Her apartment welcomed her with terra-cotta warmth, the walls she’d painted now feeling less like commitment and more like embrace. Dylan stood at her window, looking down at Main Street’s empty perfection, and let the doubts she’d been holding back flood in.
Victoria Pemberton. Even the name sounded like it belonged in a different world than Dylan Flanagan. Victoria probably had childhood photos on horses, debutante balls, the kind of education that taught you which wine went with which course. She definitely didn’t have grease permanently embedded under her fingernails or a father who’d died leaving nothing but debt and a collection of motorcycle parts.
Dylan caught her reflection in the dark window—tired eyes, hair escaping from its ponytail, the shadows of old oil stains on her jaw that never quite washed clean. She looked exactly like what she was: a mechanic who’d gotten lucky. Meanwhile, Victoria looked like what Aidan should have on his arm at charity galas and family Christmas cards.

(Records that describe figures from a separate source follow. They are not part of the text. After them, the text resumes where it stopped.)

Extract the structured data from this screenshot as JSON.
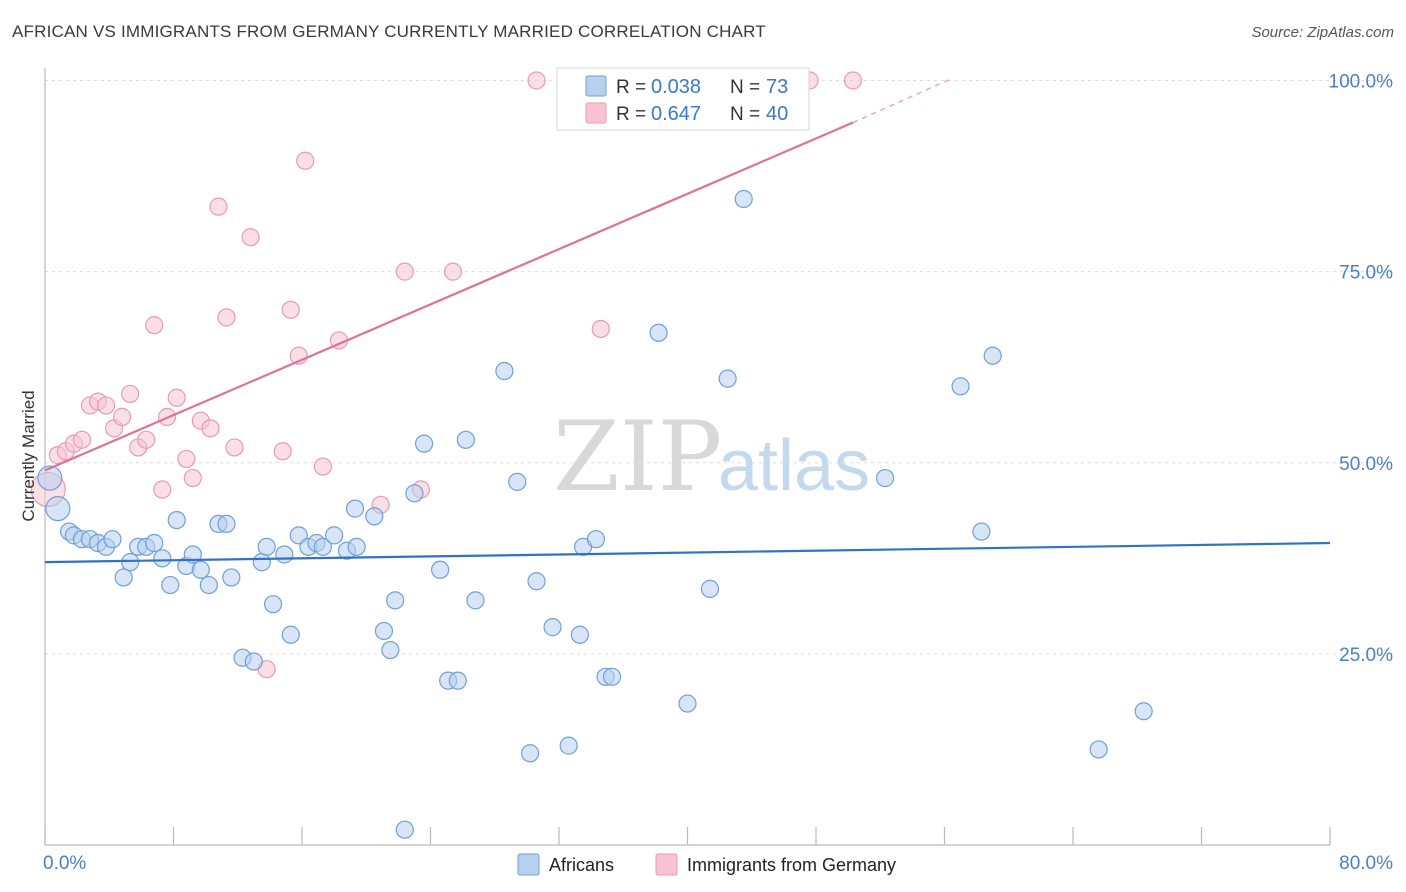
{
  "header": {
    "title": "AFRICAN VS IMMIGRANTS FROM GERMANY CURRENTLY MARRIED CORRELATION CHART",
    "source": "Source: ZipAtlas.com"
  },
  "watermark": {
    "zip": "ZIP",
    "atlas": "atlas"
  },
  "colors": {
    "blue_fill": "#b8d0f0",
    "blue_stroke": "#6f9fd8",
    "blue_line": "#2f73c9",
    "pink_fill": "#f8c4d4",
    "pink_stroke": "#e89ab4",
    "pink_line": "#e0709a",
    "grid": "#dcdcdc",
    "axis_text": "#4a7fc8"
  },
  "legend_top": {
    "rows": [
      {
        "r_label": "R = ",
        "r_value": "0.038",
        "n_label": "N = ",
        "n_value": "73"
      },
      {
        "r_label": "R = ",
        "r_value": "0.647",
        "n_label": "N = ",
        "n_value": "40"
      }
    ]
  },
  "legend_bottom": {
    "items": [
      "Africans",
      "Immigrants from Germany"
    ]
  },
  "chart_data": {
    "type": "scatter",
    "title": "AFRICAN VS IMMIGRANTS FROM GERMANY CURRENTLY MARRIED CORRELATION CHART",
    "xlabel": "",
    "ylabel": "Currently Married",
    "xlim": [
      0,
      80
    ],
    "ylim": [
      0,
      105
    ],
    "x_tick_labels": [
      "0.0%",
      "80.0%"
    ],
    "y_ticks": [
      25,
      50,
      75,
      100
    ],
    "y_tick_labels": [
      "25.0%",
      "50.0%",
      "75.0%",
      "100.0%"
    ],
    "grid": true,
    "legend_position": "top-center",
    "series": [
      {
        "name": "Africans",
        "color": "#6f9fd8",
        "r": 0.038,
        "n": 73,
        "trend": {
          "x": [
            0,
            80
          ],
          "y": [
            37.0,
            39.5
          ]
        },
        "points": [
          [
            0.3,
            48
          ],
          [
            0.8,
            44
          ],
          [
            1.5,
            41
          ],
          [
            1.8,
            40.5
          ],
          [
            2.3,
            40
          ],
          [
            2.8,
            40
          ],
          [
            3.3,
            39.5
          ],
          [
            3.8,
            39
          ],
          [
            4.2,
            40
          ],
          [
            4.9,
            35
          ],
          [
            5.3,
            37
          ],
          [
            5.8,
            39
          ],
          [
            6.3,
            39
          ],
          [
            6.8,
            39.5
          ],
          [
            7.3,
            37.5
          ],
          [
            7.8,
            34
          ],
          [
            8.2,
            42.5
          ],
          [
            8.8,
            36.5
          ],
          [
            9.2,
            38
          ],
          [
            9.7,
            36
          ],
          [
            10.2,
            34
          ],
          [
            10.8,
            42
          ],
          [
            11.3,
            42
          ],
          [
            11.6,
            35
          ],
          [
            12.3,
            24.5
          ],
          [
            13.0,
            24
          ],
          [
            13.5,
            37
          ],
          [
            13.8,
            39
          ],
          [
            14.2,
            31.5
          ],
          [
            14.9,
            38
          ],
          [
            15.3,
            27.5
          ],
          [
            15.8,
            40.5
          ],
          [
            16.4,
            39
          ],
          [
            16.9,
            39.5
          ],
          [
            17.3,
            39
          ],
          [
            18.0,
            40.5
          ],
          [
            18.8,
            38.5
          ],
          [
            19.4,
            39
          ],
          [
            19.3,
            44
          ],
          [
            20.5,
            43
          ],
          [
            21.1,
            28
          ],
          [
            21.5,
            25.5
          ],
          [
            21.8,
            32
          ],
          [
            22.4,
            2
          ],
          [
            23.0,
            46
          ],
          [
            23.6,
            52.5
          ],
          [
            24.6,
            36
          ],
          [
            25.1,
            21.5
          ],
          [
            25.7,
            21.5
          ],
          [
            26.2,
            53
          ],
          [
            26.8,
            32
          ],
          [
            28.6,
            62
          ],
          [
            29.4,
            47.5
          ],
          [
            30.2,
            12
          ],
          [
            30.6,
            34.5
          ],
          [
            31.6,
            28.5
          ],
          [
            32.6,
            13
          ],
          [
            33.3,
            27.5
          ],
          [
            33.5,
            39
          ],
          [
            34.3,
            40
          ],
          [
            34.9,
            22
          ],
          [
            35.3,
            22
          ],
          [
            38.2,
            67
          ],
          [
            40.0,
            18.5
          ],
          [
            41.4,
            33.5
          ],
          [
            42.5,
            61
          ],
          [
            43.5,
            84.5
          ],
          [
            52.3,
            48
          ],
          [
            57.0,
            60
          ],
          [
            58.3,
            41
          ],
          [
            59.0,
            64
          ],
          [
            65.6,
            12.5
          ],
          [
            68.4,
            17.5
          ]
        ]
      },
      {
        "name": "Immigrants from Germany",
        "color": "#e89ab4",
        "r": 0.647,
        "n": 40,
        "trend": {
          "x": [
            0,
            50.3
          ],
          "y": [
            49.0,
            94.5
          ],
          "dashed_to": {
            "x": 56.4,
            "y": 100.2
          }
        },
        "points": [
          [
            0.2,
            46.5
          ],
          [
            0.8,
            51
          ],
          [
            1.3,
            51.5
          ],
          [
            1.8,
            52.5
          ],
          [
            2.3,
            53
          ],
          [
            2.8,
            57.5
          ],
          [
            3.3,
            58
          ],
          [
            3.8,
            57.5
          ],
          [
            4.3,
            54.5
          ],
          [
            4.8,
            56
          ],
          [
            5.3,
            59
          ],
          [
            5.8,
            52
          ],
          [
            6.3,
            53
          ],
          [
            6.8,
            68
          ],
          [
            7.3,
            46.5
          ],
          [
            7.6,
            56
          ],
          [
            8.2,
            58.5
          ],
          [
            8.8,
            50.5
          ],
          [
            9.2,
            48
          ],
          [
            9.7,
            55.5
          ],
          [
            10.3,
            54.5
          ],
          [
            10.8,
            83.5
          ],
          [
            11.3,
            69
          ],
          [
            11.8,
            52
          ],
          [
            12.8,
            79.5
          ],
          [
            13.8,
            23
          ],
          [
            14.8,
            51.5
          ],
          [
            15.3,
            70
          ],
          [
            15.8,
            64
          ],
          [
            16.2,
            89.5
          ],
          [
            17.3,
            49.5
          ],
          [
            18.3,
            66
          ],
          [
            20.9,
            44.5
          ],
          [
            22.4,
            75
          ],
          [
            23.4,
            46.5
          ],
          [
            25.4,
            75
          ],
          [
            30.6,
            100
          ],
          [
            34.6,
            67.5
          ],
          [
            47.6,
            100
          ],
          [
            50.3,
            100
          ]
        ]
      }
    ]
  }
}
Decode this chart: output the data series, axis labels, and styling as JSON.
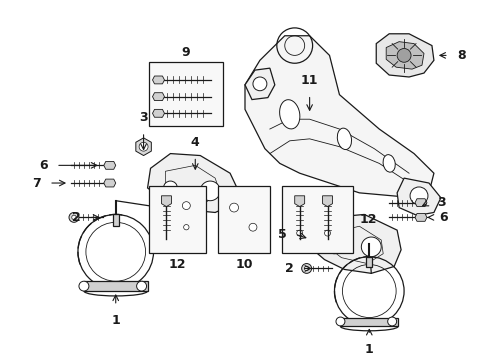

Seven years. They’d been apart seven years, but history like that didn’t just evaporate. First loves lived in your bones, shaped the way you loved everyone who came after. And Victoria had been Aidan’s first real love—the one everyone expected him to marry, the one who’d fit into his world like she’d been custom-made for it.
What if his rejection tonight had been about pride, not preference? What if seeing Victoria again reminded him of what he’d given up, what he could have had? Beautiful, sophisticated Victoria who knew about cars and probably spoke three languages and definitely never had to google which fork to use first.
Dylan moved to her bathroom mirror, studying herself critically. She could clean up well enough—Sophie had proven that with a few shopping trips—but underneath the surface polish, she was still the girl who’d run from her father’s funeral, who’d spent thirteen years never staying anywhere long enough to matter. Victoria had roots, connections, the kind of deep belonging that Dylan was only just beginning to attempt.
Her phone sat silent on the counter. Aidan’s texts glowed on the screen, sweet and reassuring. But texts were easy. Words were easy. Tomorrow, in daylight, when Victoria probably stopped by the garage in some perfect outfit with some perfect excuse, would Aidan still stand closer to Dylan? Or would he remember what he’d lost, what he could have again?
Dylan turned away from the mirror, unable to bear her own reflection any longer. She was building something here—a business, a life, maybe even a future with someone who made her heart race. But Victoria’s arrival felt like a reminder that some people were meant for permanent things and others were just passing through, no matter how much paint they put on the walls.
Change was coming—it always did when old lovers returned and new possibilities emerged. But standing in her painted apartment, with partnership papers on her table and Aidan’s texts on her phone, Dylan felt something she hadn’t experienced in the thirteen years since her father’s death:
Ready.
Ready for whatever Victoria’s presence might stir up. Ready for the restoration shop to open. Ready to find the next clue and the one after that. Ready to stop running from the possibility that some things—some people, some places, some feelings—might be worth the risk of staying still long enough to see what grew.
Outside, November continued its patient work of transformation, covering everything complicated with simple white, hiding all the broken places under beauty. By morning, Laurel Valley would look like a postcard, the kind people sent to prove that perfect places existed.
But Dylan knew better. She knew perfection was overrated. What mattered was the willingness to restore what was broken, to see potential in damage, to believe that with enough care and skill and patience, anything could be made beautiful again.
Even hearts that had forgotten how to trust.